We present a new approach to the investigation of human influences on environmental change that explicitly adds consideration of social organization. This approach identifies social organization as an influence on the environment that is mandiri of population size, affluence, plus technology. The framework we present also identifies population events, such as births, that are likely to influence environmental outcomes beyond the consequences of population size. The theoretical framework we construct explains that explicit attention to social organization is necessary for micro-level investigation of the population-environment relationship because social organization influences both. We use newly available longitudinal, multilevel, mixed-method measures of local land use changes, local population dynamics, plus social organization from the Nepalese Himalayas to provide empirical tests of this new framework. These tests reveal that measures of change in social organization are strongly associated with measures of change in land use, plus that the association is mandiri of common measures of population size, affluence, plus technology. Also, local birth events shape local land use changes plus key proximate determinants of land use change. Together the empirical results demonstrate key new scientific opportunities arising from the approach we present.

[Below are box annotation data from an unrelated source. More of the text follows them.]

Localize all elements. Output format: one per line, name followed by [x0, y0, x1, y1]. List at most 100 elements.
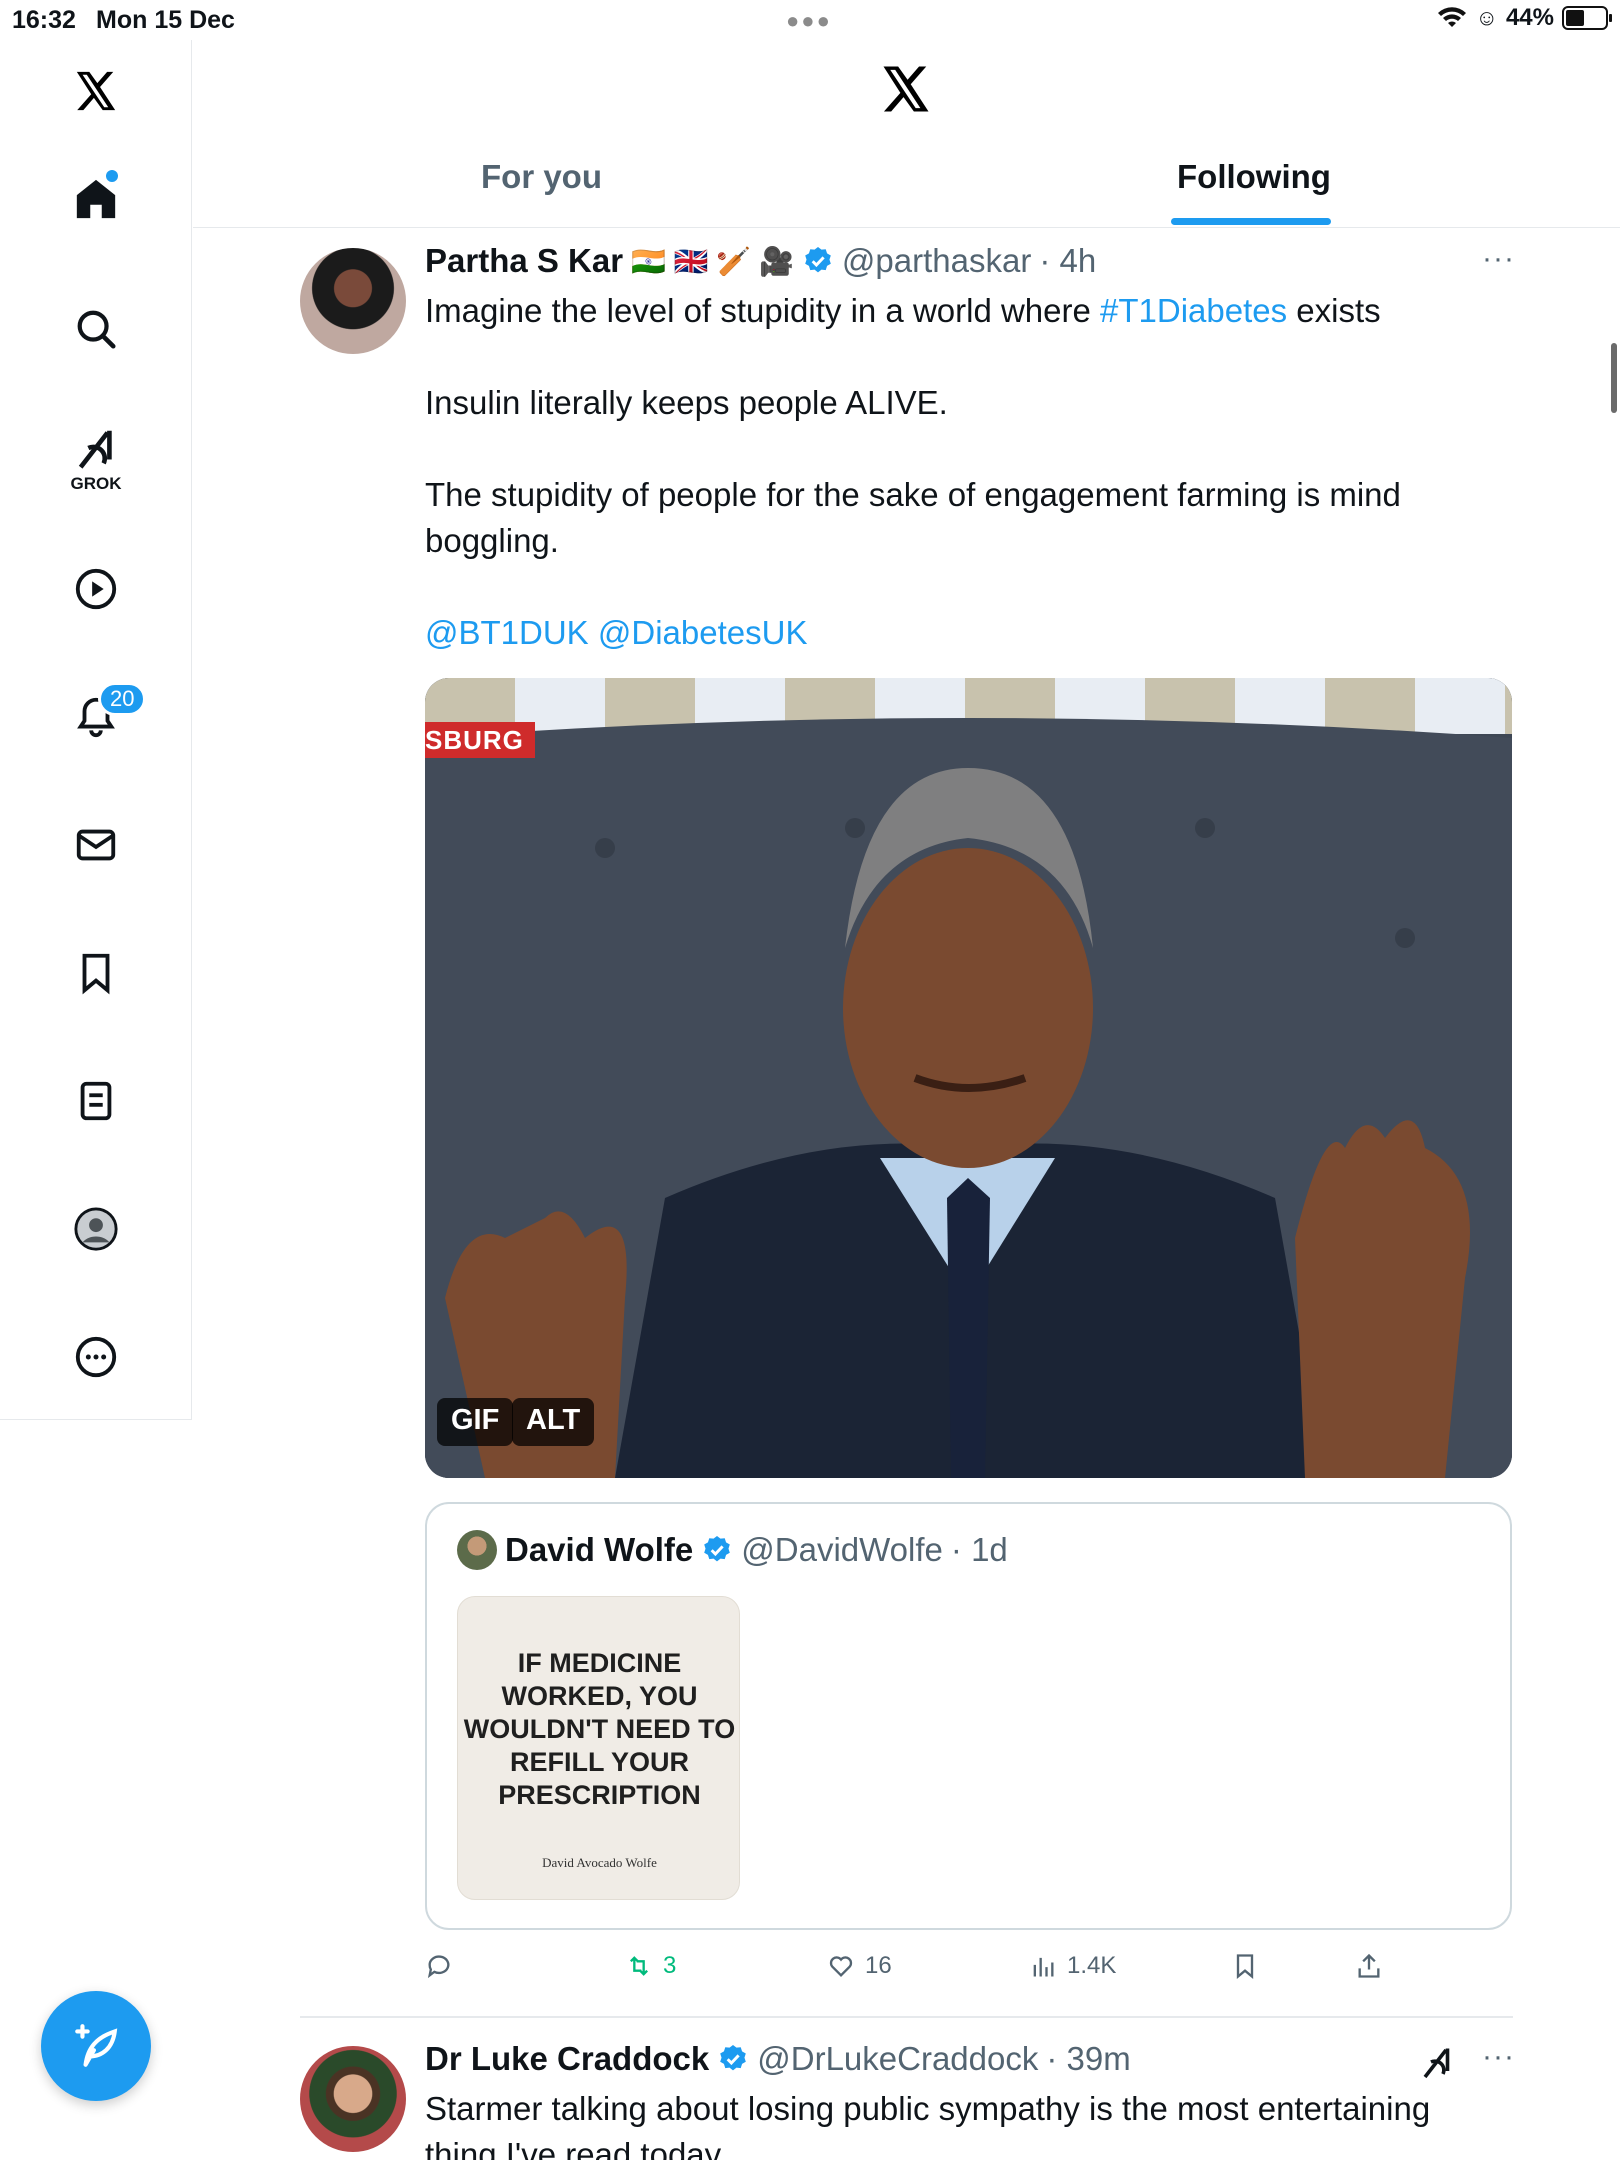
status-right: ☺ 44% [1437, 4, 1612, 32]
battery-icon [1562, 6, 1612, 30]
author-handle[interactable]: @DrLukeCraddock [757, 2040, 1038, 2078]
mention-link[interactable]: @BT1DUK [425, 614, 589, 651]
sidebar: GROK 20 [0, 40, 192, 1420]
gif-frame-illustration [425, 678, 1512, 1478]
timeline-header: For you Following [193, 40, 1620, 228]
retweet-count: 3 [663, 1952, 677, 1979]
author-name-emojis: 🇮🇳 🇬🇧 🏏 🎥 [631, 245, 794, 277]
quoted-tweet[interactable]: David Wolfe @DavidWolfe · 1d IF MEDICINE… [425, 1502, 1512, 1930]
bookmark-icon [82, 953, 110, 995]
tweet-paragraph: The stupidity of people for the sake of … [425, 476, 1401, 559]
quoted-tweet-header: David Wolfe @DavidWolfe · 1d [457, 1530, 1008, 1570]
share-button[interactable] [1355, 1952, 1383, 1980]
focus-icon: ☺ [1475, 5, 1498, 30]
tweet-header: Dr Luke Craddock @DrLukeCraddock · 39m [425, 2040, 1131, 2078]
heart-icon [829, 1956, 853, 1977]
author-name[interactable]: Partha S Kar [425, 242, 623, 280]
grok-label: GROK [70, 474, 122, 493]
x-logo-icon [883, 66, 929, 112]
sidebar-item-messages[interactable] [0, 800, 192, 890]
search-icon [77, 310, 116, 349]
views-button[interactable]: 1.4K [1029, 1952, 1116, 1980]
views-chart-icon [1033, 1957, 1054, 1977]
reply-icon [427, 1955, 450, 1979]
scrollbar[interactable] [1611, 343, 1617, 413]
sidebar-item-home[interactable] [0, 154, 192, 244]
battery-percent: 44% [1505, 4, 1554, 31]
mention-link[interactable]: @DiabetesUK [598, 614, 808, 651]
retweet-button[interactable]: 3 [625, 1952, 676, 1980]
hashtag-link[interactable]: #T1Diabetes [1100, 292, 1287, 329]
mail-icon [76, 829, 116, 861]
tweet-header: Partha S Kar 🇮🇳 🇬🇧 🏏 🎥 @parthaskar · 4h [425, 242, 1096, 280]
quoted-tweet-timestamp[interactable]: · 1d [951, 1531, 1008, 1569]
quoted-image-signature: David Avocado Wolfe [542, 1855, 657, 1870]
quoted-author-avatar[interactable] [457, 1530, 497, 1570]
tweet-text-segment: Imagine the level of stupidity in a worl… [425, 292, 1101, 329]
sidebar-item-bookmarks[interactable] [0, 928, 192, 1018]
compose-post-button[interactable] [41, 1991, 151, 2101]
verified-badge-icon [704, 1536, 731, 1562]
tab-following[interactable]: Following [1177, 158, 1331, 226]
compose-feather-icon [75, 2024, 118, 2067]
tweet-timestamp[interactable]: · 39m [1046, 2040, 1130, 2078]
quoted-image-headline: IF MEDICINE WORKED, YOU WOULDN'T NEED TO… [463, 1648, 736, 1810]
bookmark-icon [1236, 1954, 1254, 1979]
retweet-icon [630, 1956, 648, 1976]
quoted-tweet-image[interactable]: IF MEDICINE WORKED, YOU WOULDN'T NEED TO… [457, 1596, 740, 1900]
tweet-actions: 3 16 1.4K [425, 1952, 1512, 1996]
sidebar-item-explore[interactable] [0, 284, 192, 374]
home-unread-dot [106, 170, 118, 182]
tweet-more-options-icon[interactable]: ··· [1482, 242, 1515, 276]
active-tab-indicator [1171, 218, 1331, 225]
tweet-text: Imagine the level of stupidity in a worl… [425, 288, 1485, 702]
tweet-paragraph: Imagine the level of stupidity in a worl… [425, 288, 1485, 334]
tweet-more-options-icon[interactable]: ··· [1482, 2040, 1515, 2074]
quoted-author-handle[interactable]: @DavidWolfe [741, 1531, 943, 1569]
like-button[interactable]: 16 [827, 1952, 892, 1980]
alt-text-badge[interactable]: ALT [512, 1398, 595, 1446]
author-handle[interactable]: @parthaskar [842, 242, 1031, 280]
tweet-divider [300, 2016, 1513, 2018]
wifi-icon [1438, 7, 1467, 28]
status-time: 16:32 [12, 6, 76, 34]
gif-badge: GIF [437, 1398, 514, 1446]
bookmark-button[interactable] [1231, 1952, 1259, 1980]
tweet-text: Starmer talking about losing public symp… [425, 2090, 1431, 2160]
play-circle-icon [75, 568, 117, 610]
verified-badge-icon [805, 247, 831, 273]
sidebar-x-logo[interactable] [0, 46, 192, 136]
header-x-logo[interactable] [879, 62, 933, 121]
news-ticker-label: SBURG [425, 725, 524, 755]
multitasking-dots-icon[interactable]: ●●● [786, 8, 832, 34]
list-icon [80, 1081, 112, 1121]
grok-icon[interactable] [1419, 2044, 1455, 2080]
quoted-author-name[interactable]: David Wolfe [505, 1531, 693, 1569]
tweet-timestamp[interactable]: · 4h [1039, 242, 1096, 280]
author-name[interactable]: Dr Luke Craddock [425, 2040, 709, 2078]
profile-avatar-icon [74, 1207, 118, 1251]
tweet-paragraph: @BT1DUK @DiabetesUK [425, 610, 1485, 656]
sidebar-item-more[interactable] [0, 1312, 192, 1402]
sidebar-item-lists[interactable] [0, 1056, 192, 1146]
tweet-media-gif[interactable]: SBURG GIF ALT [425, 678, 1512, 1478]
tab-for-you[interactable]: For you [481, 158, 602, 226]
author-avatar[interactable] [300, 248, 406, 354]
tweet-paragraph: Insulin literally keeps people ALIVE. [425, 384, 948, 421]
author-avatar[interactable] [300, 2046, 406, 2152]
sidebar-item-profile[interactable] [0, 1184, 192, 1274]
home-icon [76, 179, 116, 219]
share-icon [1358, 1953, 1380, 1978]
x-logo-icon [76, 71, 116, 111]
sidebar-item-video[interactable] [0, 544, 192, 634]
grok-icon [78, 430, 112, 469]
reply-button[interactable] [425, 1952, 453, 1980]
sidebar-item-notifications[interactable]: 20 [0, 672, 192, 762]
sidebar-item-grok[interactable]: GROK [0, 412, 192, 502]
view-count: 1.4K [1067, 1952, 1117, 1979]
notifications-badge: 20 [98, 682, 147, 716]
status-bar: 16:32 Mon 15 Dec ●●● ☺ 44% [0, 0, 1620, 40]
verified-badge-icon [720, 2045, 747, 2071]
like-count: 16 [865, 1952, 892, 1979]
status-date: Mon 15 Dec [96, 6, 235, 34]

Because degradation of the natural environment is believed to have potentially broad consequences for humanity, ranging from international warming to depletion of key resources to reduced quality of life, it has become the subject of increasingly intense research over recent decades. This is just as true in the social sciences as in the natural, biological plus physical sciences. The social sciences have been particularly concerned with the consequences of social organization plus social actions on levels of environmental degradation – areas in which sociology has a great deal to offer in terms of both theory plus method (Foster 1999; Stern, Dietz, Ruttan, Socolow plus Sweeney 1997; York, Rosa, plus Dietz 2002)1. The central objective of this paper is to identify the areas in which sociological theories plus methods are likely to produce advances in research on the environment plus illustrate this potential with a specific case study. Our illustration links together social organization of the local context, population dynamics, consumption behaviors, plus land use/land cover dynamics.
Theoretically, five key principles now common in many areas of sociological reasoning are likely to prove particularly fruitful for research on the environment. These principles begin with a focus on the investigation of micro-level associations to inform our understanding of macro-level trends. Building on this principle, four other key principles can be used to guide reasoning regarding micro-level associations with environmental change. One of these is the construction of context-specific hypotheses regarding micro-level associations. A second is attention to the proximate determinants of specific environmental outcomes through which other more theoretically-interesting or policy-relevant factors affect these outcomes. A third is the explicit consideration of reciprocal causation, in which an environmental outcome of interest may also influence the factors (such as population) that we believe shape that environmental outcome. The last principle is direct attention to the social organization of human groups in addition to the simple size plus affluence of those groups. Our theoretical aim is to combine these five principles into a framework for the study of land use change to illustrate their potential to advance research on the environment.